J'achetais donc le livre ainsi qu'un petit pendentif en toc avec l'argent qui me restait, au cas où elle me frappe à grands coups de Comment construire une cabane dans les arbres.
Je regardais ma montre. J'avais quelques minutes de retard en théorie, mais comme nous n'avions pas fixé d'heure, on pouvait dire que j'étais tout à fait à l'heure.
Déotile m'avait envoyé de nouveau son adresse par message. Comme je passais devant chez moi, j'en profitais pour poser les cadeaux de Mélissa, fit un baiser éclair à ma mère et partit en direction de chez Déotile en ignorant le cœur battant sous mes tempes.
Elle m'accueillit et me fit entrer avec un sourire, une vague odeur d'oignon flottait dans l'air et un bout de salade logeait entre deux de ses mèches.
« Je faisais une salade. Enlève tes chaussures je la met au frais.

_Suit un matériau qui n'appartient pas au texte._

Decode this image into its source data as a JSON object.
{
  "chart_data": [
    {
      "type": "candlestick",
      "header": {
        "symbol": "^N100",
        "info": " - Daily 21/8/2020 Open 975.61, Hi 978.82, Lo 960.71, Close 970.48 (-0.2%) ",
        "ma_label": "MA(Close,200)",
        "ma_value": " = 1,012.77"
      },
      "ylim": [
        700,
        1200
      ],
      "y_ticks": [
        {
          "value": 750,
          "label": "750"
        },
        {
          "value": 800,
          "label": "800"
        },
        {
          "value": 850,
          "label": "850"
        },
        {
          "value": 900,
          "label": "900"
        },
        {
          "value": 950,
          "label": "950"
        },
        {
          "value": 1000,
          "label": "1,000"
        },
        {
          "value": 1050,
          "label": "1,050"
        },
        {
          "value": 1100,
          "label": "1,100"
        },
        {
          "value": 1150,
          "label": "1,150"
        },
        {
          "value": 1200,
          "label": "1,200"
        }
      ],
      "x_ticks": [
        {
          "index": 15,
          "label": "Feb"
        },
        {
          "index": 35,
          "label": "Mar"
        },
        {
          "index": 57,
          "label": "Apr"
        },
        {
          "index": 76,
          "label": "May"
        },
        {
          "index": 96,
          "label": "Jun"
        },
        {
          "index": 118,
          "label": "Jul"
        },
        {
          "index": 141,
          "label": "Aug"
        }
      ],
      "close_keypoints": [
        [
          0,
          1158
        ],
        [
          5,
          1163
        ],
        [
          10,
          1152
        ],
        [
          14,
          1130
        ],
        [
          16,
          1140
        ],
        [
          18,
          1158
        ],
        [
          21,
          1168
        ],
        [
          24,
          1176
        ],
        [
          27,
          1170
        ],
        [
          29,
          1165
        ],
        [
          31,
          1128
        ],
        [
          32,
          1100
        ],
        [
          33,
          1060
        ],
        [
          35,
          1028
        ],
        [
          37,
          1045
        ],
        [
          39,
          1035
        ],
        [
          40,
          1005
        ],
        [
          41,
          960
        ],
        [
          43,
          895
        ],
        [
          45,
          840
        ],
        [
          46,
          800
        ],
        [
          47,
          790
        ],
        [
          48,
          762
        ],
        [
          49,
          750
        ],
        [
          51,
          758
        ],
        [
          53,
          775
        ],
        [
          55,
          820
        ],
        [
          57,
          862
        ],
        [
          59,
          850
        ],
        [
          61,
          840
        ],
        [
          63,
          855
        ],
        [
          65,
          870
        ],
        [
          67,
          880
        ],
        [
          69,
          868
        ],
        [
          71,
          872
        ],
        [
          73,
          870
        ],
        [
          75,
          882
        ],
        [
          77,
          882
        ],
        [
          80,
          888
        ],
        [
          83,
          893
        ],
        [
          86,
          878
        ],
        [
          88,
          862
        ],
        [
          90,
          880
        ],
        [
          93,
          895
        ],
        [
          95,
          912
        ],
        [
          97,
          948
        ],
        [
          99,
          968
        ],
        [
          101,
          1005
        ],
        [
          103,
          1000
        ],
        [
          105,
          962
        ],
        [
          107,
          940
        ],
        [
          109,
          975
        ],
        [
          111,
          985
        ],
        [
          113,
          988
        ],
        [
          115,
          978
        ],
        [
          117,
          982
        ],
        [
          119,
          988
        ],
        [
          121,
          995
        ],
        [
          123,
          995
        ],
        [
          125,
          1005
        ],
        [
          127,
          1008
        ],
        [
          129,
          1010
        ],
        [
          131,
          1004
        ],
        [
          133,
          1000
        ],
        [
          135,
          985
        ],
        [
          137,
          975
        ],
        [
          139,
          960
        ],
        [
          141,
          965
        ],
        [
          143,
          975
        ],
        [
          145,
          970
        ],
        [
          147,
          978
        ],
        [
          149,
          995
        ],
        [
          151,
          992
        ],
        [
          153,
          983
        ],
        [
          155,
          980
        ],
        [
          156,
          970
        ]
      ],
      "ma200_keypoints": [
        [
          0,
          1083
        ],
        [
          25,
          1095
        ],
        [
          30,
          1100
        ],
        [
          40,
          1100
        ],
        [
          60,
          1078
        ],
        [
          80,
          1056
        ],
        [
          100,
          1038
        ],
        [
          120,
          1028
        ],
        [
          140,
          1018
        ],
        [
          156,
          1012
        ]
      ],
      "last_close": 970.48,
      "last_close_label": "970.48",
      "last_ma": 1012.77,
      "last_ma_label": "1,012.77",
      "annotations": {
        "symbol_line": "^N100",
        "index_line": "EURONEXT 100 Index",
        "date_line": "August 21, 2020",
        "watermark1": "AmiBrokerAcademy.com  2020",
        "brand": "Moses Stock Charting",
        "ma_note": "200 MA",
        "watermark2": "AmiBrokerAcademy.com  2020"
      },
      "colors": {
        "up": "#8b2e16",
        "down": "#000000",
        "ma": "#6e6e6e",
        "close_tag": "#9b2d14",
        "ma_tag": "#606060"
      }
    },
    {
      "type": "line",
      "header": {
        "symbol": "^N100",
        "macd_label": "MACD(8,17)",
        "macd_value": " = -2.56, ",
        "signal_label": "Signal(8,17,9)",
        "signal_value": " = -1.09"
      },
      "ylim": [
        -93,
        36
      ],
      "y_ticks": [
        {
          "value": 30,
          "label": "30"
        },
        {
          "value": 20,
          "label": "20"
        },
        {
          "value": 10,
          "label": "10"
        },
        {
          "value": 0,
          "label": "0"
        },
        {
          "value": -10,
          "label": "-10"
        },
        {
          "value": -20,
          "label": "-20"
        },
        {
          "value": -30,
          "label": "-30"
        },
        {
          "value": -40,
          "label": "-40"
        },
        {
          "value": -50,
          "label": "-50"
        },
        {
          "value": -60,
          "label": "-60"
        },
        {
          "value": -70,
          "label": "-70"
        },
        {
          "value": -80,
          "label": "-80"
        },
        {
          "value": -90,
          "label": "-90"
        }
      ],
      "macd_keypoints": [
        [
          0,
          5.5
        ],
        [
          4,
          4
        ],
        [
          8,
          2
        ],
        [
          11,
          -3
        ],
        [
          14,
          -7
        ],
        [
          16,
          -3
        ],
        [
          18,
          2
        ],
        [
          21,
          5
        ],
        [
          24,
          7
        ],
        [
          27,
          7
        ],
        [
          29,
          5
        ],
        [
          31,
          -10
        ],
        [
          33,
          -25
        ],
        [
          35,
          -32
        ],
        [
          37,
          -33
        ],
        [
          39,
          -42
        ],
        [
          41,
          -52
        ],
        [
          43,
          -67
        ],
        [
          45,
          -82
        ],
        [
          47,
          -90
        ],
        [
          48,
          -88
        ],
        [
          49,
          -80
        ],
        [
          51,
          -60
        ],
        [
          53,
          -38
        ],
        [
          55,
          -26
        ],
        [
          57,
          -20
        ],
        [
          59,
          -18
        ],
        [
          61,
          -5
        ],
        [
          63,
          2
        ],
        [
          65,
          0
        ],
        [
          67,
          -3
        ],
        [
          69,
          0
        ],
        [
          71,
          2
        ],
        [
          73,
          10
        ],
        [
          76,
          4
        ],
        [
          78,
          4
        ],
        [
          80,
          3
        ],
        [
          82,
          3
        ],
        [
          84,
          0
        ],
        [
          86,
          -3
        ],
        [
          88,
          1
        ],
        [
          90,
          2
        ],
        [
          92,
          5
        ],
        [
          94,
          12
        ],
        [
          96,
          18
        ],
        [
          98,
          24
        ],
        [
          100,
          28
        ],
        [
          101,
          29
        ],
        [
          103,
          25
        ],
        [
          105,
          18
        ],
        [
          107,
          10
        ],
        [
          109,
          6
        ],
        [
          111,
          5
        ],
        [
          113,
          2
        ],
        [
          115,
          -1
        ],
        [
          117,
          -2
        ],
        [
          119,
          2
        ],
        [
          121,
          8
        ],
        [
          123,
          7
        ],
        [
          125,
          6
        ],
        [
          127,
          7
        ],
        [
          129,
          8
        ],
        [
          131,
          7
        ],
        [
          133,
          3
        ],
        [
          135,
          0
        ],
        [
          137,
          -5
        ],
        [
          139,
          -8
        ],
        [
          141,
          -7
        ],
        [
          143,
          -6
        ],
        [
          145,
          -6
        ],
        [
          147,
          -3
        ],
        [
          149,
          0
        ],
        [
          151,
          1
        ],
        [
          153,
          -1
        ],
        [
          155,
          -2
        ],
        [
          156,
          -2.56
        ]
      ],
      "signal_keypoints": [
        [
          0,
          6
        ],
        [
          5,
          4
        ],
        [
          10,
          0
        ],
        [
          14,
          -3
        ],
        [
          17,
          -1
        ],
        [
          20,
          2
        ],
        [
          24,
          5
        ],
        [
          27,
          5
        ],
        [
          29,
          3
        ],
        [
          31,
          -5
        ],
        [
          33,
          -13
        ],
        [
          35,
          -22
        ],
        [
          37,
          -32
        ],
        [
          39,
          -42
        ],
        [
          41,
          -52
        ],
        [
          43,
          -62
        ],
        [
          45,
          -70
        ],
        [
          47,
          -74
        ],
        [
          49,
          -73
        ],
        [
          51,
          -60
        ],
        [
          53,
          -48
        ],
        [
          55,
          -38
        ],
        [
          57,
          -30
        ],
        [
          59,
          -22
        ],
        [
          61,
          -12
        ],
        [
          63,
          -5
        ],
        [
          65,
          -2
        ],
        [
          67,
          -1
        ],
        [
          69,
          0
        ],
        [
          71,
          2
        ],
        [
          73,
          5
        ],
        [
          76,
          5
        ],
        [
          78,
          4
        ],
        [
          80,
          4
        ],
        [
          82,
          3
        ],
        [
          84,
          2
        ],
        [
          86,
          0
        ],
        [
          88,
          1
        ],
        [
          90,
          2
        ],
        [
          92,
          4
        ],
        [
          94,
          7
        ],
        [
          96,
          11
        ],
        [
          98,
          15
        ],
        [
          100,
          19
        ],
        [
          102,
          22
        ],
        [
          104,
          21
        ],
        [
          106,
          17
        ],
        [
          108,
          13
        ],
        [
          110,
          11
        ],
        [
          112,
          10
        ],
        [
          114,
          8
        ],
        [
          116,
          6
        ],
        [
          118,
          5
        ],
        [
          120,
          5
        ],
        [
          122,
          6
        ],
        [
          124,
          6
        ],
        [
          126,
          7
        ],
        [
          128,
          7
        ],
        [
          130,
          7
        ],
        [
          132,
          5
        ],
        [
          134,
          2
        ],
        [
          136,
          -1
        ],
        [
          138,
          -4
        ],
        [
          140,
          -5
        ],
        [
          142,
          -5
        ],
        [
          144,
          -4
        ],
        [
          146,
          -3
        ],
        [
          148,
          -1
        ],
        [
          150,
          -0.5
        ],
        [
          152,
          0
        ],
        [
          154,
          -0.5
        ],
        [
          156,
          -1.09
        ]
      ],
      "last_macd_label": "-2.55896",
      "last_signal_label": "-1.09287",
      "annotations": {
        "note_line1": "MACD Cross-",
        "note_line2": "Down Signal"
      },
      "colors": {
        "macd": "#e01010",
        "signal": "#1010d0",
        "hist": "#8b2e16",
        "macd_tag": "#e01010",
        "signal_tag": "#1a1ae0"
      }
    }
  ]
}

— T'as eu le temps d'en faire une ?
— Bin ouais ça met pas hyper longtemps et t'as un quart d'heure de retard, fit-elle en en tapant des doigts contre le plan de travail.
— Quart d'heure de politesse, justifiais-je. »
Elle roula des yeux et indiqua la pièce au bout de la cuisine-salle à manger du menton.
« Mon père bosse juste là. Et ma chambre est en haut. Si tu te demandais.
— Intéressant. »
En réalité je ne savais pas quoi dire à part "ah cool" mais ce n'était pas la meilleure chose qui soit.
« Tu a fait quoi avec Émilie ? demandais-je alors pendant qu'elle alignait les condiments.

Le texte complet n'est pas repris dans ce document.